No encontro, a alta representante para a Política Externa da UE, a italiana Federica Mogherini, admitiu que o bloco tem o “dever moral” de prestar assistência a estas pessoas e que são necessárias “medidas imediatas da parte da UE e dos Estados-membros”, sublinhando que “não há soluções mágicas” para o problema e pedindo uma postura comum de todos os que compõem a União. “Acabaram–se as desculpas”, sublinhou.

Este debate tem sido o exemplo por defeito das dificuldades em se alcançar consensos no bloco. Se Itália, França, Espanha ou Malta – mais afectados pelo fluxo migratório movido a guerras civis nas regiões vizinhas – querem soluções cabais para o problema, outros Estados, como a Alemanha e o Reino Unido à cabeça, continuam a promover o desinvestimento nas operações de resgate, defendendo que esta política alimenta a migração clandestina e o tráfico de seres humanos. Mas perante o número crescente de imigrantes mortos no Mediterrâneo, Berlim parece agora estar a alterar a sua posição.

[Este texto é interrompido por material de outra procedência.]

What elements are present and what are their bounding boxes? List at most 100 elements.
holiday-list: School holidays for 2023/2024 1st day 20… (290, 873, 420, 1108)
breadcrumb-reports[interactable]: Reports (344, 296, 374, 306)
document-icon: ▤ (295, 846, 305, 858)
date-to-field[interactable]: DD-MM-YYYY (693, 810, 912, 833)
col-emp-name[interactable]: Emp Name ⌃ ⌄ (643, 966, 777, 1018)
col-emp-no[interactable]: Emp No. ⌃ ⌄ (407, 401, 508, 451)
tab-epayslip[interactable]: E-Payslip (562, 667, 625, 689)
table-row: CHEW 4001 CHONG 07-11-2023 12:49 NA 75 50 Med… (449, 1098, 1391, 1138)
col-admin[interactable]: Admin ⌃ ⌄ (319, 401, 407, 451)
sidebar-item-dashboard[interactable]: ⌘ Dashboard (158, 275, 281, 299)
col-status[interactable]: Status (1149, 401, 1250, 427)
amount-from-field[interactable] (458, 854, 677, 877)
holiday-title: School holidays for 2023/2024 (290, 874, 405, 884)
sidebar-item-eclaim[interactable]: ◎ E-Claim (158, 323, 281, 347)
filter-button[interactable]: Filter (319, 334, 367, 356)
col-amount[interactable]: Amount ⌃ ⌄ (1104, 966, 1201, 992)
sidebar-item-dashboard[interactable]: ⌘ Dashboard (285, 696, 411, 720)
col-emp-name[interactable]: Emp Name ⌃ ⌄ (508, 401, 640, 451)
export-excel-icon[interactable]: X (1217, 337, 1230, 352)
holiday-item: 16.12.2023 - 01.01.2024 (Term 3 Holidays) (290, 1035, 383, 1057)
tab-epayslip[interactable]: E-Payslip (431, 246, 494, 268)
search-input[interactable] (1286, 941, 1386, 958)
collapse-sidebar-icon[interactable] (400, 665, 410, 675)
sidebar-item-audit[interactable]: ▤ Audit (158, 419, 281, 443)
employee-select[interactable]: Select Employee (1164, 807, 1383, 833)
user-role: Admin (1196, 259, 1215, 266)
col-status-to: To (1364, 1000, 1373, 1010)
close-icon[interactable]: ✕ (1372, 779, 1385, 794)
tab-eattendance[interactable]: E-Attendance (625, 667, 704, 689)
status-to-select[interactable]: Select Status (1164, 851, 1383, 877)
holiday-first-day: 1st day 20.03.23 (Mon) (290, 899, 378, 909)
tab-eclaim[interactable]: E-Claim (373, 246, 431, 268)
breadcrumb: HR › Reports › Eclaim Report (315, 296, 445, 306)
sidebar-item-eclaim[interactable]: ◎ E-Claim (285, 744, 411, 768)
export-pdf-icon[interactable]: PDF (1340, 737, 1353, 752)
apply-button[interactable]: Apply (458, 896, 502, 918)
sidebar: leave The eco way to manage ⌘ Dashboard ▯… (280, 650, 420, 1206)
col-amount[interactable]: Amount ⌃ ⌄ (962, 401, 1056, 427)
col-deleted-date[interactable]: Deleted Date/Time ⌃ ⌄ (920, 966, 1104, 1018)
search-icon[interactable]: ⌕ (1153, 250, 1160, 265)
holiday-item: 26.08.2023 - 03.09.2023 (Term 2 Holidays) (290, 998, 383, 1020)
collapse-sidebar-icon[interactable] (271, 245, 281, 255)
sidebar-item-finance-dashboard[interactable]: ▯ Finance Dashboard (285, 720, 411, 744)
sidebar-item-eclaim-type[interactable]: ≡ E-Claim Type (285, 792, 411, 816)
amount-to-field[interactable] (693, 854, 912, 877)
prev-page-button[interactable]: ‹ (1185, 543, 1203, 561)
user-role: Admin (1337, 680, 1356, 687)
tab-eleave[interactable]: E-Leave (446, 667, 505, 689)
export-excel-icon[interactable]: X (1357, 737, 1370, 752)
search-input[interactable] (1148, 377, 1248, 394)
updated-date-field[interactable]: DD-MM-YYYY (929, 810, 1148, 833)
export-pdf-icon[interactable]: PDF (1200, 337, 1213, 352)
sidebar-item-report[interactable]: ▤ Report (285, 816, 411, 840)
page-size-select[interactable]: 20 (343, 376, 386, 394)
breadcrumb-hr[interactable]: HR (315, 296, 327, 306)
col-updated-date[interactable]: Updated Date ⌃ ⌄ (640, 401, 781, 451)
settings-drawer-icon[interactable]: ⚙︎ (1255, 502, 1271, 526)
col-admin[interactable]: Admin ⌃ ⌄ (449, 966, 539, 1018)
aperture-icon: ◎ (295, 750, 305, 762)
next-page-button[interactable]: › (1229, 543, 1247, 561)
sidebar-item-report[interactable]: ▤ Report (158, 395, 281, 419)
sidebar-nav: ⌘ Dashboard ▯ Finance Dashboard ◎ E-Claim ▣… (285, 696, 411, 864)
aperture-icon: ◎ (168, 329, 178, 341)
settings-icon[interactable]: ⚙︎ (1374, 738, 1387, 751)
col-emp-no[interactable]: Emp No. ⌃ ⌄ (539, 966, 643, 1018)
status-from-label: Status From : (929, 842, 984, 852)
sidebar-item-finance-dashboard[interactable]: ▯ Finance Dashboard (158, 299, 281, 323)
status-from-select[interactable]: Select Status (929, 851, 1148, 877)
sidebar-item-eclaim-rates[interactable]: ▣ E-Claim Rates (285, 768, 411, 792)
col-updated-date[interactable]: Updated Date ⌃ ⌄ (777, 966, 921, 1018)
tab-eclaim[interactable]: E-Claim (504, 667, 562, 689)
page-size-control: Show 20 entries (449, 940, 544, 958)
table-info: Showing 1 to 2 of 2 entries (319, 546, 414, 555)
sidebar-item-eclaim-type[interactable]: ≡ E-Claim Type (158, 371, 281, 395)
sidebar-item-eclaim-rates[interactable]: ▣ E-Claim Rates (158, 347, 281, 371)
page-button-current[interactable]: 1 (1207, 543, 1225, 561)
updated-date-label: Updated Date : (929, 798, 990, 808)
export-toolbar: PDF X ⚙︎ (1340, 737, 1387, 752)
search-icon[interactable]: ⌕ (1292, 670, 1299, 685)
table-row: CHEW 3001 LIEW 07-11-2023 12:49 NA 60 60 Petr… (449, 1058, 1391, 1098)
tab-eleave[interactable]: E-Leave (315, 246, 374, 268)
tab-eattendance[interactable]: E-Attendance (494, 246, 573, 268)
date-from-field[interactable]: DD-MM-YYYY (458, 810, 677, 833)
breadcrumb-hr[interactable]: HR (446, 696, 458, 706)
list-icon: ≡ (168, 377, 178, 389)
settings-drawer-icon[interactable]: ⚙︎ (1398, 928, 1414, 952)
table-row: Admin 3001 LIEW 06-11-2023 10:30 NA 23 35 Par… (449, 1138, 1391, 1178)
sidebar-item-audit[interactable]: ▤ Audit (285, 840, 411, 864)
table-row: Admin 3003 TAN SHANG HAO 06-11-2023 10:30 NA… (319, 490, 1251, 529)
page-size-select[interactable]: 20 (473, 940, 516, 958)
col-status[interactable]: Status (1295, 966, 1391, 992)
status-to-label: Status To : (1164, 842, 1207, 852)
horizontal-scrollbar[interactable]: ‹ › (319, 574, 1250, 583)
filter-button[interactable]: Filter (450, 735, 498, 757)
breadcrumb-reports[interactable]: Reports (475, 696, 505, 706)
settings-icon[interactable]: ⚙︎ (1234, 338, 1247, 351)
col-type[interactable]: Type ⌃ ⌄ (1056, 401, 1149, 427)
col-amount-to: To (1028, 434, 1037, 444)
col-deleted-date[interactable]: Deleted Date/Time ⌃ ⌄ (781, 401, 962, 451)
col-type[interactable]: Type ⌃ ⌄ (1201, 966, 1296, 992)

Depois do encontro de ontem, Thomas de Maizière, ministro alemão do Interior, disse que o país está aberto a receber imigrantes que chegam às costas da Grécia e de Itália e que todos os Estados-membros devem abrir as suas portas, definindo que, a partir dos países que são ponto de chegada de migrantes, “deve haver uma distribuição ordenada e justa” dos refugiados por toda a UE. É esperado que na próxima semana esta questão esteja no topo da lista de tópicos a debater no plenário do Parlamento Europeu, em Estrasburgo.